Applaus für Mailänder Schau von Arthur Arbesser

Nach mehreren Kollektionen, in denen er auf seine Wiener Wurzeln verwies, hat Arthur Arbesser bei den Mailänder Modeschauen jetzt Kreationen vorgestellt, die sich an seiner Wahlheimat Mailand inspirierten. Der aus Wien stammende Modeschöpfer beleuchtete mit seinen neuen Modellen die Welt des Interior Designs und der Möbelbranche und erntete dafür Applaus.

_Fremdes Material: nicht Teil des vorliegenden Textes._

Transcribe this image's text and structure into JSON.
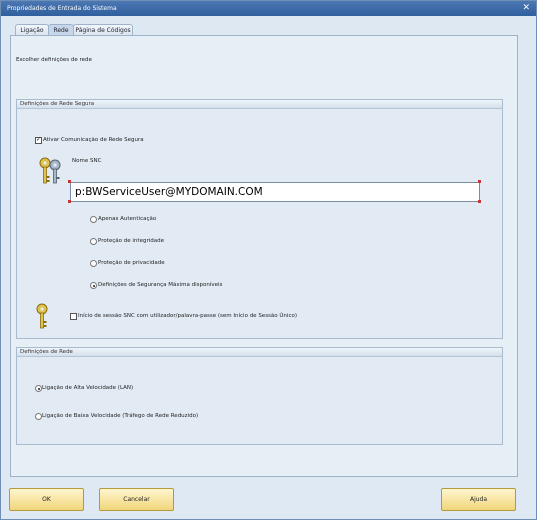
{
  "window": {
    "title": "Propriedades de Entrada do Sistema"
  },
  "tabs": [
    {
      "label": "Ligação"
    },
    {
      "label": "Rede"
    },
    {
      "label": "Página de Códigos"
    }
  ],
  "intro": "Escolher definições de rede",
  "secure_group": {
    "title": "Definições de Rede Segura",
    "activate_label": "Ativar Comunicação de Rede Segura",
    "activate_checked": true,
    "snc_name_label": "Nome SNC",
    "snc_name_value": "p:BWServiceUser@MYDOMAIN.COM",
    "options": [
      {
        "label": "Apenas Autenticação",
        "selected": false
      },
      {
        "label": "Proteção de integridade",
        "selected": false
      },
      {
        "label": "Proteção de privacidade",
        "selected": false
      },
      {
        "label": "Definições de Segurança Máxima disponíveis",
        "selected": true
      }
    ],
    "snc_login_label": "Início de sessão SNC com utilizador/palavra-passe (sem Início de Sessão Único)",
    "snc_login_checked": false
  },
  "network_group": {
    "title": "Definições de Rede",
    "options": [
      {
        "label": "Ligação de Alta Velocidade (LAN)",
        "selected": true
      },
      {
        "label": "Ligação de Baixa Velocidade (Tráfego de Rede Reduzido)",
        "selected": false
      }
    ]
  },
  "buttons": {
    "ok": "OK",
    "cancel": "Cancelar",
    "help": "Ajuda"
  },
  "icons": [
    "keys-icon",
    "key-icon",
    "close-icon"
  ]
}
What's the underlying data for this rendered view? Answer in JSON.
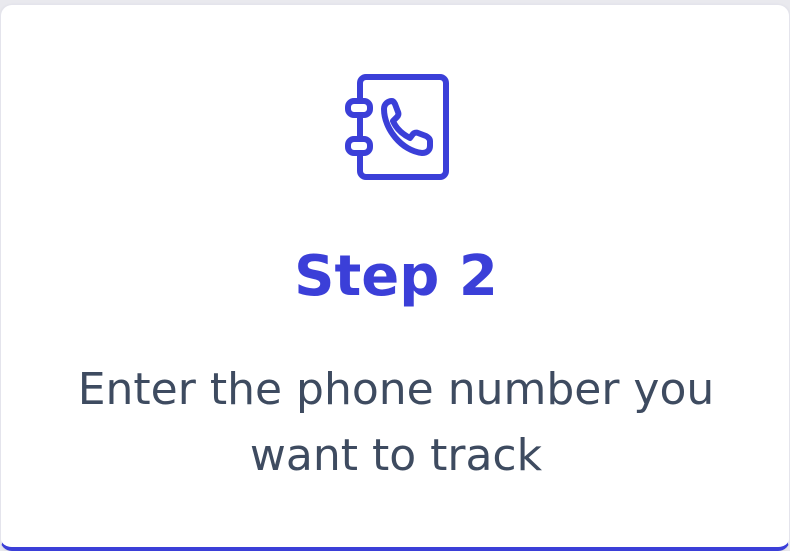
{
  "card": {
    "icon": "phone-book-icon",
    "title": "Step 2",
    "description": "Enter the phone number you want to track"
  },
  "colors": {
    "accent": "#3b3fd8",
    "text": "#3e4b60",
    "background": "#ffffff"
  }
}
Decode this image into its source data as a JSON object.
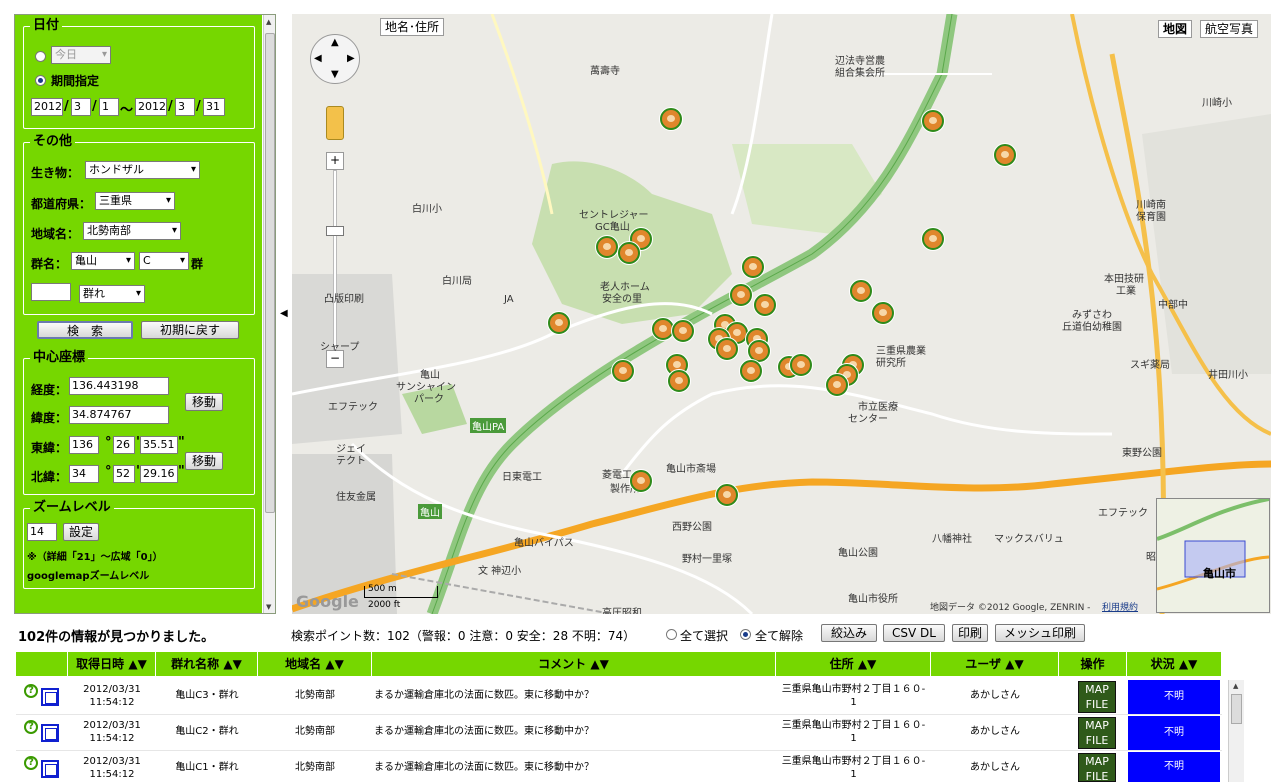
{
  "sidebar": {
    "date_legend": "日付",
    "today_select": "今日",
    "period_label": "期間指定",
    "date_from": {
      "year": "2012",
      "month": "3",
      "day": "1"
    },
    "date_to": {
      "year": "2012",
      "month": "3",
      "day": "31"
    },
    "slash": "/",
    "tilde": "～",
    "other_legend": "その他",
    "creature_label": "生き物：",
    "creature_value": "ホンドザル",
    "pref_label": "都道府県：",
    "pref_value": "三重県",
    "area_label": "地域名：",
    "area_value": "北勢南部",
    "group_label": "群名：",
    "group_value": "亀山",
    "group_sub": "C",
    "group_suffix": "群",
    "type_value": "群れ",
    "search_button": "検　索",
    "reset_button": "初期に戻す",
    "center_legend": "中心座標",
    "lon_label": "経度：",
    "lon_value": "136.443198",
    "lat_label": "緯度：",
    "lat_value": "34.874767",
    "move_button": "移動",
    "east_label": "東緯：",
    "east_deg": "136",
    "east_min": "26",
    "east_sec": "35.51",
    "north_label": "北緯：",
    "north_deg": "34",
    "north_min": "52",
    "north_sec": "29.16",
    "deg_sym": "°",
    "min_sym": "'",
    "sec_sym": "\"",
    "zoom_legend": "ズームレベル",
    "zoom_value": "14",
    "set_button": "設定",
    "zoom_note": "※（詳細「21」～広域「0」）",
    "zoom_note2": "googlemapズームレベル"
  },
  "map": {
    "place_button": "地名･住所",
    "map_button": "地図",
    "aerial_button": "航空写真",
    "labels": [
      "萬壽寺",
      "辺法寺営農",
      "組合集会所",
      "白川小",
      "白川局",
      "セントレジャー",
      "GC亀山",
      "老人ホーム",
      "安全の里",
      "凸版印刷",
      "JA",
      "シャープ",
      "亀山",
      "サンシャイン",
      "パーク",
      "エフテック",
      "ジェイ",
      "テクト",
      "日東電工",
      "住友金属",
      "菱電工",
      "製作所",
      "亀山市斎場",
      "西野公園",
      "三重県農業",
      "研究所",
      "市立医療",
      "センター",
      "本田技研",
      "工業",
      "みずさわ",
      "丘道伯幼稚園",
      "スギ薬局",
      "東野公園",
      "亀山公園",
      "亀山市役所",
      "文 神辺小",
      "高圧昭和",
      "野村一里塚",
      "八幡神社",
      "マックスバリュ",
      "川崎南",
      "保育園",
      "中部中",
      "井田川小",
      "昭和",
      "エフテック",
      "亀山PA",
      "亀山",
      "亀山バイパス",
      "亀山市",
      "川崎小"
    ],
    "scale_m": "500 m",
    "scale_ft": "2000 ft",
    "google": "Google",
    "copyright": "地図データ ©2012 Google, ZENRIN - ",
    "terms": "利用規約"
  },
  "summary": "102件の情報が見つかりました。",
  "search_info": {
    "text": "検索ポイント数：102（警報：0 注意：0 安全：28 不明：74）",
    "select_all": "全て選択",
    "deselect_all": "全て解除",
    "narrow": "絞込み",
    "csv": "CSV DL",
    "print": "印刷",
    "mesh_print": "メッシュ印刷"
  },
  "table": {
    "headers": [
      "取得日時 ▲▼",
      "群れ名称 ▲▼",
      "地域名 ▲▼",
      "コメント ▲▼",
      "住所 ▲▼",
      "ユーザ ▲▼",
      "操作",
      "状況 ▲▼"
    ],
    "rows": [
      {
        "date": "2012/03/31",
        "time": "11:54:12",
        "group": "亀山C3・群れ",
        "area": "北勢南部",
        "comment": "まるか運輸倉庫北の法面に数匹。東に移動中か？",
        "addr1": "三重県亀山市野村２丁目１６０-",
        "addr2": "1",
        "user": "あかしさん",
        "map": "MAP",
        "file": "FILE",
        "status": "不明"
      },
      {
        "date": "2012/03/31",
        "time": "11:54:12",
        "group": "亀山C2・群れ",
        "area": "北勢南部",
        "comment": "まるか運輸倉庫北の法面に数匹。東に移動中か？",
        "addr1": "三重県亀山市野村２丁目１６０-",
        "addr2": "1",
        "user": "あかしさん",
        "map": "MAP",
        "file": "FILE",
        "status": "不明"
      },
      {
        "date": "2012/03/31",
        "time": "11:54:12",
        "group": "亀山C1・群れ",
        "area": "北勢南部",
        "comment": "まるか運輸倉庫北の法面に数匹。東に移動中か？",
        "addr1": "三重県亀山市野村２丁目１６０-",
        "addr2": "1",
        "user": "あかしさん",
        "map": "MAP",
        "file": "FILE",
        "status": "不明"
      }
    ]
  },
  "colors": {
    "panel": "#76d700",
    "status": "#0000ff",
    "marker_ring": "#2f8a1a"
  }
}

„Seit 15 Jahren lebe ich in Mailand. Diese neue Herbst/Winter-Kollektion ist eine Ode an die Welt des Interior Designs, für das Mailand bekannt ist. Wichtig war mir deshalb, dass auch Mailänderinnen an der Schau teilnehmen. Auf dem Laufsteg defilierten daher Mailänder Designerinnen und Kuratorinnen verschiedenen Alters, die ich inspirierend fand“, bilanzierte Arbesser nach seiner Schau am Mittwochnachmittag im Gespräch mit der APA.

Warme Herbstfarben wie Bordeauxtöne prägten die Kollektion, die Arbesser als „eleganter und erwachsener“ als in den vergangenen Jahren bezeichnete. Geometrische Drucke, die an Mailänder Parkett- und Marmorböden oder an Innenarchitektur aus den 70er-Jahren erinnern, gaben den Ton an.

Eine Neuigkeit ist das von Arbesser entworfene, inzwischen patentierte Material „Marwoolus“, das aus einer Mischung aus Marmorstaub und Wolle aus der toskanischen Stadt Prato entstanden ist. Daraus schuf er Knöpfe und Gürtelschnallen.

Interesse weckte der 37-jährige Designer schon allein wieder mit einem ausgefallenen Schauplatz für sein Defilee. Die Präsentation fand in einem Mailänder Lagerhaus statt, wo Ausstattungen für Fernsehsets aufbewahrt werden. Gewählt wurde die Location unter anderem wegen eines Glasdachs, in das Tageslicht einfällt.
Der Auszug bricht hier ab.